As regards the right to privacy set forth in Article I, Section 1 of the California Constitution, the court found that plaintiffs made only general references to cases involving the right of privacy, and that they did not establish that the conditions for a privacy invasion are met, i.e. (1) that persons in a public retail establishment have a protected privacy interest in either their activity on the premises or their physical features, (2) that any reasonable expectation of privacy would attach in such circumstances, (3) that the asserted invasion can considered serious, and (4) even if the privacy interest both existed and was invaded, that the governmental interest sought to be advanced does not make the minimal intrusion constitutionally permissible.

The court found customers did not have a legally protected privacy right in their activity on the premises or their physical features.

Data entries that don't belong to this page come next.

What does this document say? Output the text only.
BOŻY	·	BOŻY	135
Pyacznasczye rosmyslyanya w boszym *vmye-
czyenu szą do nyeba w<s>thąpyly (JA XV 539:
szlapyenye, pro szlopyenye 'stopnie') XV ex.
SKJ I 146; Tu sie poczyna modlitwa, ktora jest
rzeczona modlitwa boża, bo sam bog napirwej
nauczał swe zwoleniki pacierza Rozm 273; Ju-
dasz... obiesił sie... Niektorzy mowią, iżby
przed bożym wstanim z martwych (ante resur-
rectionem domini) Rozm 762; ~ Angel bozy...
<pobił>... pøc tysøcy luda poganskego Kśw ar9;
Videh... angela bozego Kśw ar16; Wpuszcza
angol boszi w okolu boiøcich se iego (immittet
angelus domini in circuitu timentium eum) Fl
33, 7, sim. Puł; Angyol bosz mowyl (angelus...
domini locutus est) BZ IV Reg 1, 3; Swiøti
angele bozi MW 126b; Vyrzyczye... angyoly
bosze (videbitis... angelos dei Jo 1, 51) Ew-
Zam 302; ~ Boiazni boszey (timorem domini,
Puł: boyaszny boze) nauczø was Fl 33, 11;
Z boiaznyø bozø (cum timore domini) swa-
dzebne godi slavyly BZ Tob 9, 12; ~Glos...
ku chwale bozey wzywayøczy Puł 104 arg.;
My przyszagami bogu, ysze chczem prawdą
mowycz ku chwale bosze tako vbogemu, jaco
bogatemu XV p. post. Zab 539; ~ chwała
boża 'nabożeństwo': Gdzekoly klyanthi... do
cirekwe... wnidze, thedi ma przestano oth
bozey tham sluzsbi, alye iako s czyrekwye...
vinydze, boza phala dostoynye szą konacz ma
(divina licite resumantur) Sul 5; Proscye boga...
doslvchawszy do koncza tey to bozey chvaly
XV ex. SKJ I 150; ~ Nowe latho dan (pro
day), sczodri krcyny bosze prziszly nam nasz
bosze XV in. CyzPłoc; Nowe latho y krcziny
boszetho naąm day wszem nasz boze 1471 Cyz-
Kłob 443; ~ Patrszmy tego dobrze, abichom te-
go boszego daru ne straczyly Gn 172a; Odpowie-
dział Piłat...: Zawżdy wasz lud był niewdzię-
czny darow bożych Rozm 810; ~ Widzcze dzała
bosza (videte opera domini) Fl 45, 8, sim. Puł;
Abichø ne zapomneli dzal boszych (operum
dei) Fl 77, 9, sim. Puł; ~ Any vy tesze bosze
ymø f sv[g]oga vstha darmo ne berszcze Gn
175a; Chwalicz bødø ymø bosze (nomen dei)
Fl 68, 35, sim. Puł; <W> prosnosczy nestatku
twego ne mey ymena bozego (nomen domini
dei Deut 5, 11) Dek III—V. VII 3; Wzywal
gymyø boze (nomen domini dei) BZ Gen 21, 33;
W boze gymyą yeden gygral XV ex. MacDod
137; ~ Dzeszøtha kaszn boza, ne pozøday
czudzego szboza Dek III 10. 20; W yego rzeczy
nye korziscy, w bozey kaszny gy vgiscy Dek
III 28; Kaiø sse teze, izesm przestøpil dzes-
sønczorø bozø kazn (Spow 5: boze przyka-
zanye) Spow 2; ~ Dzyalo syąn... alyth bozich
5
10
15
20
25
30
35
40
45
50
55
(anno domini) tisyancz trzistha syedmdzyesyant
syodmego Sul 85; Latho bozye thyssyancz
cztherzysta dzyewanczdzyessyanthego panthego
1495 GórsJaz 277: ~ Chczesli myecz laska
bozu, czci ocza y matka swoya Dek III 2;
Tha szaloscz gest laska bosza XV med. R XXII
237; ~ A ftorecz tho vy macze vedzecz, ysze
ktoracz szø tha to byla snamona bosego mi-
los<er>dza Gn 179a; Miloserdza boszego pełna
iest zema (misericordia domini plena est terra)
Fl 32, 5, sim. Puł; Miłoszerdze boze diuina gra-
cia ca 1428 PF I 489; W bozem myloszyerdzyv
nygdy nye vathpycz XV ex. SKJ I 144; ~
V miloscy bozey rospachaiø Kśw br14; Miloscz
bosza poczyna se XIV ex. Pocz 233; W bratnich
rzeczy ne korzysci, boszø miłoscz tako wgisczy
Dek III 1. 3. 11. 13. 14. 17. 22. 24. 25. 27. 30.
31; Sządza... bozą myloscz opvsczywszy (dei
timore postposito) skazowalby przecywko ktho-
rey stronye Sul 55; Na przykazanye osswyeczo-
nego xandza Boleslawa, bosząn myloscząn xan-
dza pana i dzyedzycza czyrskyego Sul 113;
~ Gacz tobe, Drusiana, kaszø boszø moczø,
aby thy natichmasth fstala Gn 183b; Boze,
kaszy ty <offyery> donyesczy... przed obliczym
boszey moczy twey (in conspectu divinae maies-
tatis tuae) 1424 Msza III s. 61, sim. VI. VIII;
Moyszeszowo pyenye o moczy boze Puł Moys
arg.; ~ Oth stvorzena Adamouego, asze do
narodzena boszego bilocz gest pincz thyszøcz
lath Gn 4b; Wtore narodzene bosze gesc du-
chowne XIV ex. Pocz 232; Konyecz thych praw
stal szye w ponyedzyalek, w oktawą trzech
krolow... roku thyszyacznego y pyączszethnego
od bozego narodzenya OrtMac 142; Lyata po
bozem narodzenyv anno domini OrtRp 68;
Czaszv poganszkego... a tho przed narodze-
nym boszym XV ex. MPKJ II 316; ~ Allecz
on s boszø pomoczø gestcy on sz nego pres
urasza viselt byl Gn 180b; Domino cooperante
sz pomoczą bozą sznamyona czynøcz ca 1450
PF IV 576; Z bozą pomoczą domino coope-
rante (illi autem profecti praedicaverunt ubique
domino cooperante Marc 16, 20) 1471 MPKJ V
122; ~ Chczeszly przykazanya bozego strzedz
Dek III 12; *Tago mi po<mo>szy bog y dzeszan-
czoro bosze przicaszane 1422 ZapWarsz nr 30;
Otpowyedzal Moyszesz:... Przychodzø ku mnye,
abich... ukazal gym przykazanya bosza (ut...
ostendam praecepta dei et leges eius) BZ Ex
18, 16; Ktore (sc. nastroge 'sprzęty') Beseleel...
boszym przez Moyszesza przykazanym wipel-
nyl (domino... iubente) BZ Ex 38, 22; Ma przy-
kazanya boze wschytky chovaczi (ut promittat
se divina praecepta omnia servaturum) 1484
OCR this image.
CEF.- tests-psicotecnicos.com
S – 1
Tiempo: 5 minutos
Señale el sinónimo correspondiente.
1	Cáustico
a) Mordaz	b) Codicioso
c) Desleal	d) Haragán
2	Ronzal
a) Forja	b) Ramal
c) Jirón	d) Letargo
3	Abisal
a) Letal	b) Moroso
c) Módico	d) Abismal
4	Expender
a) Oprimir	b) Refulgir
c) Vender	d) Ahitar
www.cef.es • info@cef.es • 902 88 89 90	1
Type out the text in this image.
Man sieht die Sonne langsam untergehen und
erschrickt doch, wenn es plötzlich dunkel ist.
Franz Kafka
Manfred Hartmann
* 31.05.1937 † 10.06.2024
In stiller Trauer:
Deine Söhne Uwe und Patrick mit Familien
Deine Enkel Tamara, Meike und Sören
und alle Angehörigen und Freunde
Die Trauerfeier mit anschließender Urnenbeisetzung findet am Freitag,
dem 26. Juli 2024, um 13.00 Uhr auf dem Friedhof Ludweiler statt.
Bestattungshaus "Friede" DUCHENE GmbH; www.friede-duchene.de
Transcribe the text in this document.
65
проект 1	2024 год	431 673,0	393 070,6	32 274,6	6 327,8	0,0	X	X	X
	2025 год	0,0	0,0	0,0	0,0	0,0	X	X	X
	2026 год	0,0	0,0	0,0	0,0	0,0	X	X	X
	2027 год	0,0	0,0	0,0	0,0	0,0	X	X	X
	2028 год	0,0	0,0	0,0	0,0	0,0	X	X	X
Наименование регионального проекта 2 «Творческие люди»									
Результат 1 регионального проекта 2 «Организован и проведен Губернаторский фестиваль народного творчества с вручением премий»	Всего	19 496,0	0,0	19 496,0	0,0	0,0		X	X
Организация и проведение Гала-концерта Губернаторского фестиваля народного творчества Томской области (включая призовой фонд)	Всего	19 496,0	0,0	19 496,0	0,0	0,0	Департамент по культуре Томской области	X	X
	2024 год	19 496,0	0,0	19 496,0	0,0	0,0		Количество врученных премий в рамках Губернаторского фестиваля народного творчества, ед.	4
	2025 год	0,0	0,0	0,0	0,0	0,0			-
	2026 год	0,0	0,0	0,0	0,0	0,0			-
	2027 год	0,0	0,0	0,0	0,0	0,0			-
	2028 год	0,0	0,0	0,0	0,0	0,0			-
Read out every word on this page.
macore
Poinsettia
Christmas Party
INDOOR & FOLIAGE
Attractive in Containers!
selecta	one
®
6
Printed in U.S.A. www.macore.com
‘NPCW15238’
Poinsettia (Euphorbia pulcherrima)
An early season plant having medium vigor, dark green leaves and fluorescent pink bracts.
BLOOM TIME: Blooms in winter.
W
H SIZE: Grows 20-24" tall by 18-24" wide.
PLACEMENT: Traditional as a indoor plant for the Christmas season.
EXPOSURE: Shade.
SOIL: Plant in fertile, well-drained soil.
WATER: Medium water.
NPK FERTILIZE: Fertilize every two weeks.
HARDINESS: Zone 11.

Referring to Hill National Collegiate Athletic Assn. (1994, 7 Cal. 4th 1, 35), the court found that there are only two classes of legally recognized privacy interests: (1) interests in precluding the dissemination or misuse of sensitive and confidential information (‘informational privacy”), and (2) interests in making intimate personal decisions or conducting personal activities without observation, intrusion or interference (“autonomy privacy”). However, according to the court, (1) a person’s physical features are not confidential nor are activities on the premises of a public retail establishment, and (2) nor does the observation of persons using a computer in a cyber cafe involve intrusion either on the making of an intimate personal decision or on the conduct of a personal activity.

Furthermore, the court found that the cyber café customers lack a reasonable expectation of privacy in light of the near ubiquitous use of video surveillance in retail establishments.

Accordingly, the court found that the plaintiffs did not show a likelihood of success on the merits and so the trial court abused its discretion when it preliminary enjoined the video surveillance requirements of the ordinance.